As the author of these lines prepares to review Richard de Sèze’s latest little book, Le rond de serviette est-il de droite, published by La Nouvelle Librairie, a doubt comes over her: does the napkin ring—le rond de serviette—exist beyond the borders of the douce France? Can it be found outside the kingdom of Clovis, Louis XIV, and Charles Trenet? Are the subtleties of the use of this object, generally made of wood or cloth, known abroad? Nothing is less certain.
The napkin ring provides a unique and rare service: it allows you, meal after meal, to keep the property of your napkin, and not to share its red wine or tomato sauce stains with the little brother’s or the grandmother’s, before the napkin is dirty enough to be washed—the supreme refinement of civilization. If the napkin ring is a totally French particularism, how can we share with an international readership, from Budapest to Dallas, the merits of this brilliant little essay, which pays a vibrant tribute to it, among other everyday things? The exercise is arduous, but we will nevertheless take the risk, as we believe this work deserves the attention of a wide audience.
In this essay, Richard de Sèze, an inspired columnist for the French magazines L’Incorrect, Valeurs actuelles, and Politique magazine, examines the painful question, not of how many angels can fit on the head of a pin, but of the political affiliation of everyday objects. At a time when ever more invasive wokism claims to tell us how to read, how to think, how to eat, how to love, or how to wash our clothes in accordance with the fastidious standards of political correctness, what is missing is a weapon, or better still, a compass to foil the traps that lie behind the apparently innocuous mug, bra, cooking mould, or kitchen mouse.

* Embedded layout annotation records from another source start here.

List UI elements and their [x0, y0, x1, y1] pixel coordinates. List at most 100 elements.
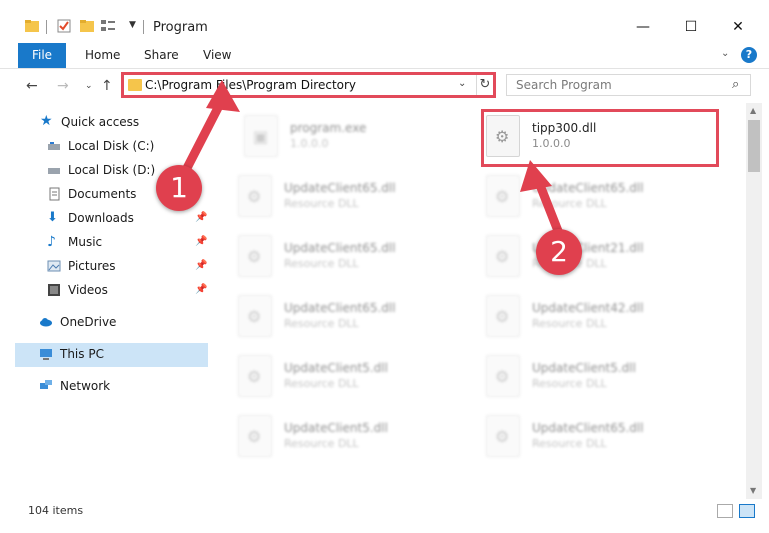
drive-icon	[48, 168, 60, 174]
customize-toolbar-icon[interactable]	[100, 18, 116, 34]
dll-gear-icon: ⚙	[238, 295, 272, 337]
file-description: Resource DLL	[284, 377, 359, 390]
toolbar-separator	[143, 20, 144, 34]
vertical-scrollbar[interactable]: ▲ ▼	[746, 103, 762, 499]
file-name: UpdateClient65.dll	[532, 181, 644, 195]
network-icon	[40, 380, 52, 389]
tab-file[interactable]: File	[18, 43, 66, 68]
dll-gear-icon: ⚙	[238, 235, 272, 277]
status-bar: 104 items	[0, 499, 769, 533]
list-item[interactable]: ▣ program.exe 1.0.0.0	[232, 109, 472, 161]
search-icon[interactable]: ⌕	[732, 77, 739, 92]
address-path[interactable]: C:\Program Files\Program Directory	[145, 78, 356, 92]
file-list[interactable]: ▣ program.exe 1.0.0.0 ⚙ tipp300.dll 1.0.…	[212, 103, 744, 499]
file-name: UpdateClient65.dll	[284, 181, 396, 195]
address-bar[interactable]: C:\Program Files\Program Directory ⌄ ↻	[121, 72, 496, 98]
minimize-button[interactable]: —	[620, 14, 666, 40]
pin-icon[interactable]: 📌	[195, 284, 207, 295]
list-item[interactable]: ⚙ UpdateClient21.dll Resource DLL	[474, 229, 714, 281]
large-icons-view-icon[interactable]	[739, 504, 755, 518]
music-note-icon: ♪	[47, 234, 56, 250]
tab-home[interactable]: Home	[85, 43, 120, 68]
new-folder-icon[interactable]	[79, 18, 95, 34]
list-item[interactable]: ⚙ UpdateClient42.dll Resource DLL	[474, 289, 714, 341]
dll-gear-icon: ⚙	[238, 415, 272, 457]
file-name: UpdateClient65.dll	[532, 421, 644, 435]
chevron-down-icon[interactable]: ⌄	[458, 78, 466, 89]
highlight-box	[481, 109, 719, 167]
drive-icon	[48, 142, 60, 150]
list-item[interactable]: ⚙ UpdateClient65.dll Resource DLL	[226, 229, 466, 281]
file-description: Resource DLL	[284, 317, 359, 330]
scroll-down-icon[interactable]: ▼	[750, 486, 756, 495]
help-icon[interactable]: ?	[741, 47, 757, 63]
pin-icon[interactable]: 📌	[195, 260, 207, 271]
refresh-icon[interactable]: ↻	[476, 75, 493, 95]
cloud-icon	[40, 318, 52, 327]
folder-icon	[128, 79, 142, 91]
pin-icon[interactable]: 📌	[195, 212, 207, 223]
dll-gear-icon: ⚙	[238, 175, 272, 217]
file-description: Resource DLL	[532, 317, 607, 330]
dll-gear-icon: ⚙	[486, 175, 520, 217]
pin-icon[interactable]: 📌	[195, 236, 207, 247]
dll-gear-icon: ⚙	[238, 355, 272, 397]
ribbon-tabs: File Home Share View ⌄ ?	[0, 42, 769, 69]
file-version: 1.0.0.0	[290, 137, 329, 150]
scroll-up-icon[interactable]: ▲	[750, 106, 756, 115]
documents-icon	[49, 187, 60, 201]
videos-icon	[48, 284, 60, 296]
file-description: Resource DLL	[532, 437, 607, 450]
list-item[interactable]: ⚙ UpdateClient5.dll Resource DLL	[474, 349, 714, 401]
folder-icon	[25, 20, 39, 32]
file-description: Resource DLL	[284, 437, 359, 450]
search-box[interactable]: ⌕	[506, 74, 751, 96]
window-title: Program	[153, 20, 208, 35]
step-badge-2: 2	[536, 229, 582, 275]
pictures-icon	[47, 260, 61, 272]
file-description: Resource DLL	[532, 197, 607, 210]
item-count: 104 items	[28, 504, 84, 517]
tab-view[interactable]: View	[203, 43, 231, 68]
file-name: UpdateClient42.dll	[532, 301, 644, 315]
scroll-thumb[interactable]	[748, 120, 760, 172]
dll-gear-icon: ⚙	[486, 415, 520, 457]
computer-icon	[40, 349, 52, 360]
list-item[interactable]: ⚙ UpdateClient65.dll Resource DLL	[226, 289, 466, 341]
dll-gear-icon: ⚙	[486, 235, 520, 277]
file-description: Resource DLL	[284, 257, 359, 270]
properties-icon[interactable]	[56, 18, 72, 34]
file-name: UpdateClient5.dll	[284, 361, 388, 375]
list-item[interactable]: ⚙ UpdateClient5.dll Resource DLL	[226, 349, 466, 401]
dll-gear-icon: ⚙	[486, 295, 520, 337]
details-view-icon[interactable]	[717, 504, 733, 518]
executable-icon: ▣	[244, 115, 278, 157]
recent-locations-icon[interactable]: ⌄	[85, 81, 93, 91]
step-badge-1: 1	[156, 165, 202, 211]
forward-arrow-icon[interactable]: →	[57, 78, 69, 94]
up-arrow-icon[interactable]: ↑	[101, 78, 113, 94]
file-name: UpdateClient5.dll	[532, 361, 636, 375]
file-description: Resource DLL	[284, 197, 359, 210]
quick-access-dropdown-icon[interactable]: ▼	[129, 20, 136, 30]
back-arrow-icon[interactable]: ←	[26, 78, 38, 94]
navigation-pane: ★ Quick access Local Disk (C:) Local Dis…	[0, 103, 210, 499]
list-item[interactable]: ⚙ UpdateClient65.dll Resource DLL	[474, 409, 714, 461]
list-item[interactable]: ⚙ UpdateClient5.dll Resource DLL	[226, 409, 466, 461]
file-name: UpdateClient5.dll	[284, 421, 388, 435]
chevron-down-icon[interactable]: ⌄	[721, 48, 729, 59]
file-name: program.exe	[290, 121, 367, 135]
list-item[interactable]: ⚙ UpdateClient65.dll Resource DLL	[226, 169, 466, 221]
address-row: ← → ⌄ ↑ C:\Program Files\Program Directo…	[0, 69, 769, 103]
dll-gear-icon: ⚙	[486, 355, 520, 397]
list-item[interactable]: ⚙ UpdateClient65.dll Resource DLL	[474, 169, 714, 221]
file-name: UpdateClient65.dll	[284, 301, 396, 315]
toolbar-separator	[46, 20, 47, 34]
download-arrow-icon: ⬇	[47, 210, 58, 225]
search-input[interactable]	[507, 75, 722, 95]
file-name: UpdateClient65.dll	[284, 241, 396, 255]
close-button[interactable]: ✕	[715, 14, 761, 40]
tab-share[interactable]: Share	[144, 43, 179, 68]
maximize-button[interactable]: ☐	[668, 14, 714, 40]
star-icon: ★	[40, 113, 53, 129]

Far from being apolitical, some things are right-wing, some things are left-wing. Certain practices, certain manias, allow us to resist intelligently and to join the long cohort of our ancestors who understood before us where the essential was hidden. In the course of an apparently materialistic walk, which brings together the napkin ring, the roundabout on country roads, and the corkscrew in the kitchen, Richard de Sèze depicts an eternal and magnificent world—that of the true Right that we hold dear. An ideal made of frugality, simplicity, but also a taste for beautiful things that are cherished and passed on. A world where women are women, and men are men.
Feminine grace, totally insoluble in gender theory, is expressed in a pretty skirt that turns, twirls, and turns heads: “dresses that fly” are therefore right-wing. The taste for receiving—which is ultimately true attention to others—requires a love of beauty and detail. The mug is mismatched, made of thick, low-quality porcelain, is filled with vile freeze-dried coffee at the office, and is adorned with TV series heroes. It chooses the camp of excessive personalization against the harmony of the Limoges porcelain tea service: the mug is therefore left-wing.
Richard de Sèze’s brilliant and light pen swirls around the impressions of everyday life to give us a delicious panorama of things that pass and things that do not. Politics, perhaps, but above all poetry and humour are at stake.
When will there be a translation? That remains to be seen. One thing is certain: Le rond de serviette est-il de droite? is terribly French, but also formidably conservative, and as such has a rightful place in The European Conservative‘s recommendations.